Esta semana, Ramón del Castillo y Carlos Thiebaut nos han dado un apasionante seminario al alimón dilucidando dos actitudes filosóficas, que dividirían a cierta clase de filósofos para quienes el humor es un componente esencial del pensamiento. Sostenía Ramón que la línea que separa la actitud de William James de la de Santayana es la que delimita la comicidad de la ironía. Carlos, por su parte, situaba la ironía en un espacio en el que la distancia era el componente esencial. El punto de discusión estaba en la actitud con la que el filósofo se enfrentaba al lugar del otro, cuando éste presenta un modo de vida diferente y ante el que no cabe un trivial asentimiento. Comicidad e ironía serían dos actitudes sucesoras de la melancolía que caracteriza a la filosofía de la modernidad. Comicidad e ironía, en complicadas mezclas, por el contrario, serían las formas de la edad postmetafísica. La ironía, desde Rorty, ha consagrado una forma de tolerancia positiva, entendida no como una mera figura retórica en la que se niega lo que se dice sino como una forma de discurso en la que se postula una distancia crítica entre lo que se quiere decir y lo que ocurre con las palabras que se dicen.
En realidad las dos actitudes forman parte de un continuo en donde el humor se postula como un elemento esencial del pensamiento crítico. No el humor chusco, claro, del gracioso que cuenta chistes o le busca las vueltas al lenguaje para "alburear" (término mejicano que designa una forma de responder con doble sentido a todo lo que el otro dice). No, el humor es una actitud más profunda que tiene por objeto convertir la tragedia de la existencia en comedia, en enredo a escala humana que puede ser resuelto en la vida cotidiana, a diferencia de la tragedia, que exige las dimensiones cósmicas del destino, las capacidades del héroe y la escala de lo extra-humano. Cuando me gusta Almodóvar, me gusta cómo retrata el modo en el que las mujeres (de/l pueblo) se toman con humor las tragedias de la vida.
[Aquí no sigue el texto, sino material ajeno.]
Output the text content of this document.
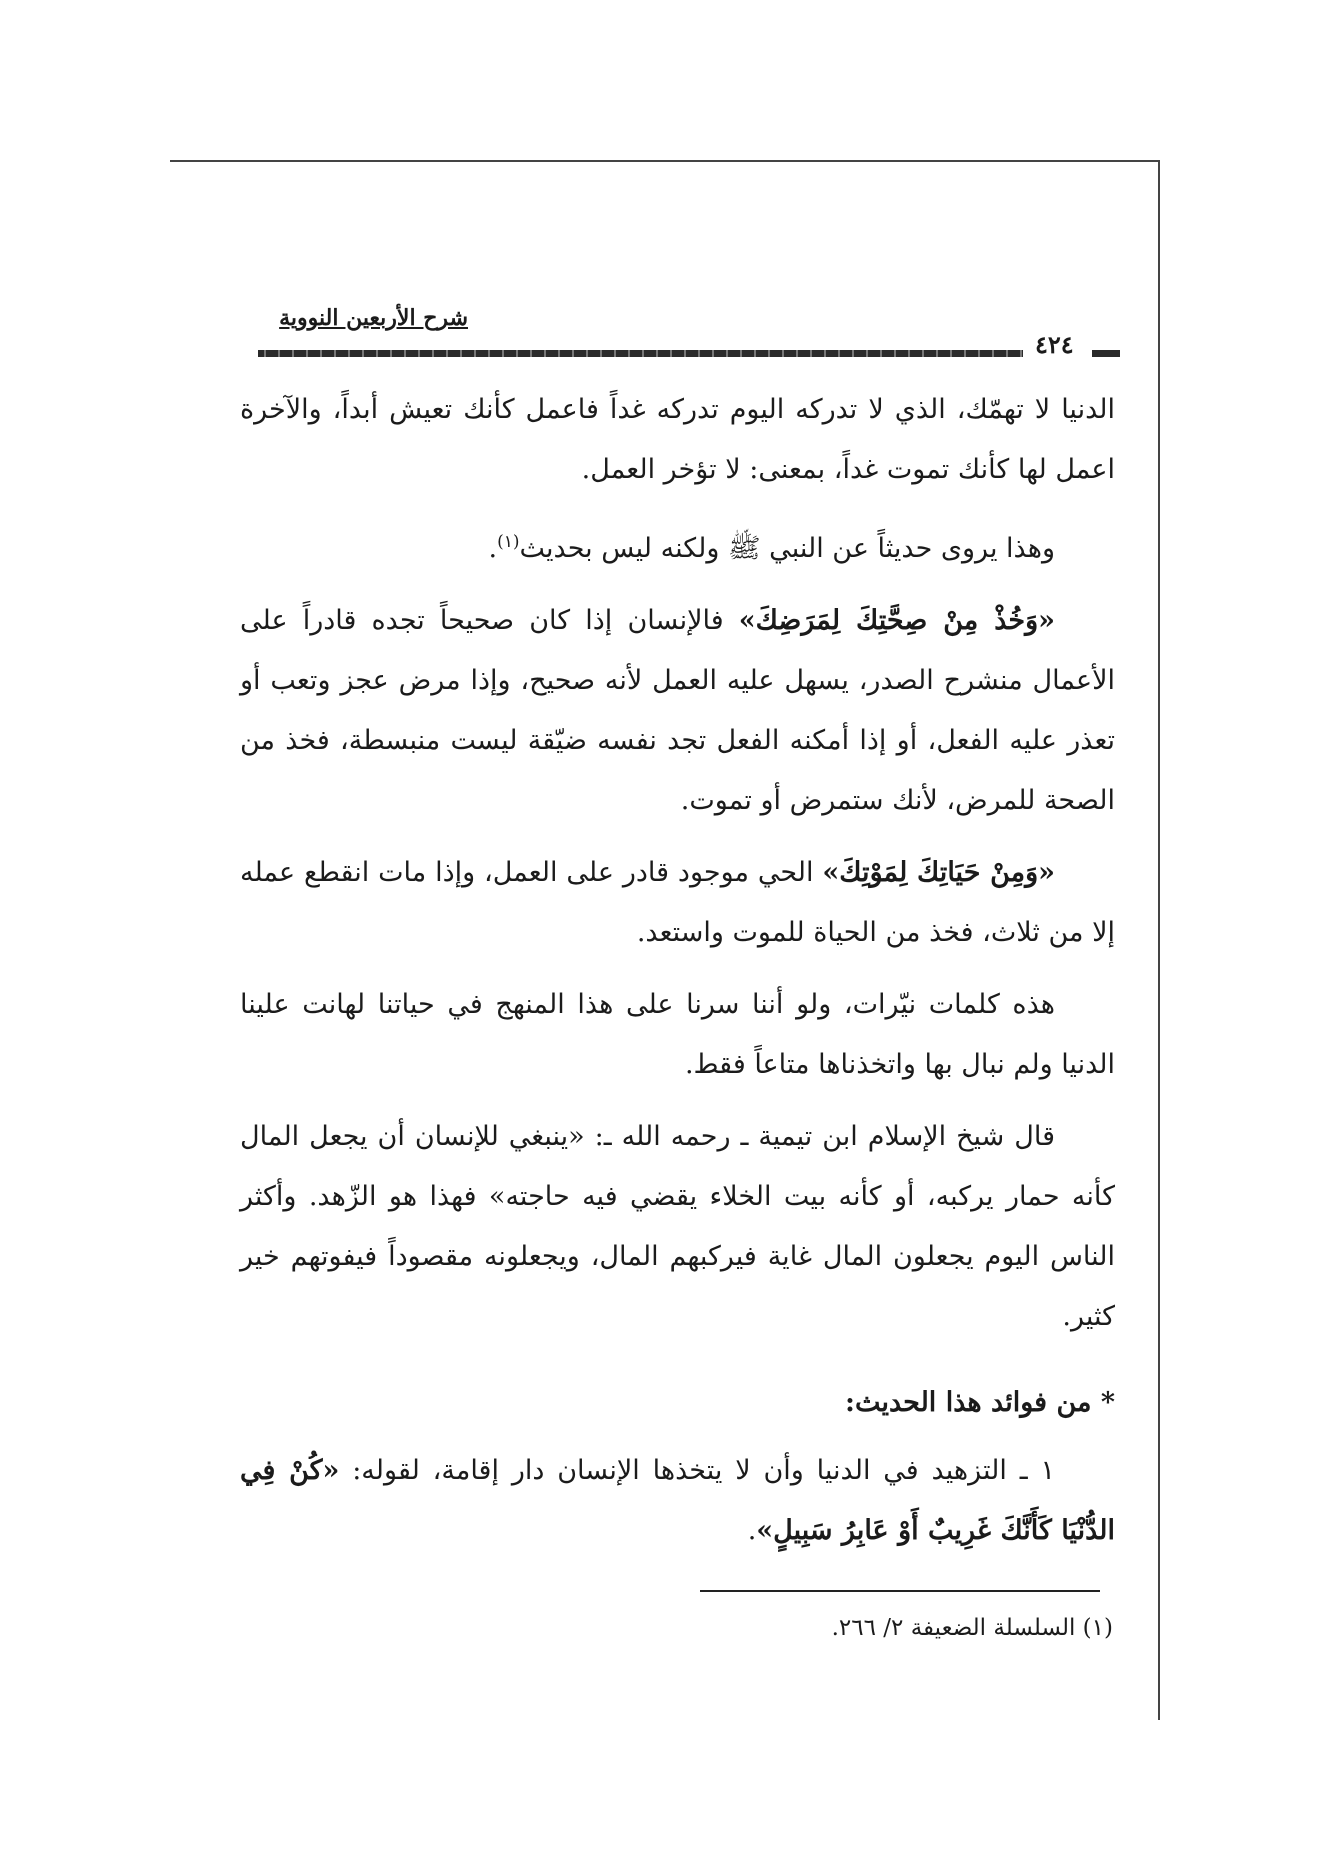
شرح الأربعين النووية
٤٢٤

الدنيا لا تهمّك، الذي لا تدركه اليوم تدركه غداً فاعمل كأنك تعيش أبداً، والآخرة اعمل لها كأنك تموت غداً، بمعنى: لا تؤخر العمل.

وهذا يروى حديثاً عن النبي ﷺ ولكنه ليس بحديث$^{(١)}$.

«وَخُذْ مِنْ صِحَّتِكَ لِمَرَضِكَ» فالإنسان إذا كان صحيحاً تجده قادراً على الأعمال منشرح الصدر، يسهل عليه العمل لأنه صحيح، وإذا مرض عجز وتعب أو تعذر عليه الفعل، أو إذا أمكنه الفعل تجد نفسه ضيّقة ليست منبسطة، فخذ من الصحة للمرض، لأنك ستمرض أو تموت.

«وَمِنْ حَيَاتِكَ لِمَوْتِكَ» الحي موجود قادر على العمل، وإذا مات انقطع عمله إلا من ثلاث، فخذ من الحياة للموت واستعد.

هذه كلمات نيّرات، ولو أننا سرنا على هذا المنهج في حياتنا لهانت علينا الدنيا ولم نبال بها واتخذناها متاعاً فقط.

قال شيخ الإسلام ابن تيمية ـ رحمه الله ـ: «ينبغي للإنسان أن يجعل المال كأنه حمار يركبه، أو كأنه بيت الخلاء يقضي فيه حاجته» فهذا هو الزّهد. وأكثر الناس اليوم يجعلون المال غاية فيركبهم المال، ويجعلونه مقصوداً فيفوتهم خير كثير.

* من فوائد هذا الحديث:

١ ـ التزهيد في الدنيا وأن لا يتخذها الإنسان دار إقامة، لقوله: «كُنْ فِي الدُّنْيَا كَأَنَّكَ غَرِيبٌ أَوْ عَابِرُ سَبِيلٍ».

(١) السلسلة الضعيفة ٢/ ٢٦٦.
Denota una capacidad muy sensitiva a las diferencias entre los mundos culturales de los varones actuando como machos y el mundo del cuidado y la atención en el que sobreviven (aún) tantas mujeres sobre las que se carga el soporte de la familia y la tribu.
Diría que la comicidad es, siguiendo esta intuición, una actitud muy femenina, aunque haya sido cultivada por varones (y barones) de la filosofía. La ironía tendría, desde mi punto de vista, un componente de elitismo y aristocracia que está implícito en el modo en el que se produce la distancia respecto al discurso propio o ajeno. En la comicidad se rompen todas las barreras conversacionales: el sujeto se sitúa al nivel mismo de la situación del otro y no le importa mostrar las entretelas, la parte frágil de su armazón y aceptar el riesgo de hacer el ridículo antes que perder el hilo de la conversación. El distante irónico no se atreve a poner en peligro cierta dignidad de la que se considera investido, y adopta la distancia a la vez como tolerancia y como defensa. Mis tres autores cómicos preferidos son Wittgenstein, Kafka y Beckett (añadiría Coetzee, pero habría que entender que la comicidad no siempre tiene que ver con lo gracioso y risible). Son autores que sólo pueden ser leídos literalmente, y en quienes lo cómico resulta de que se toman lo dicho literalmente sin crear un velo de interpretación intelectual. En cierta forma lo cotidiano y lo cómico se implican mutuamente. Es la lección que aprendemos cuando dejamos la Academia y nos vamos a tomar cañas al pueblo (y con el pueblo).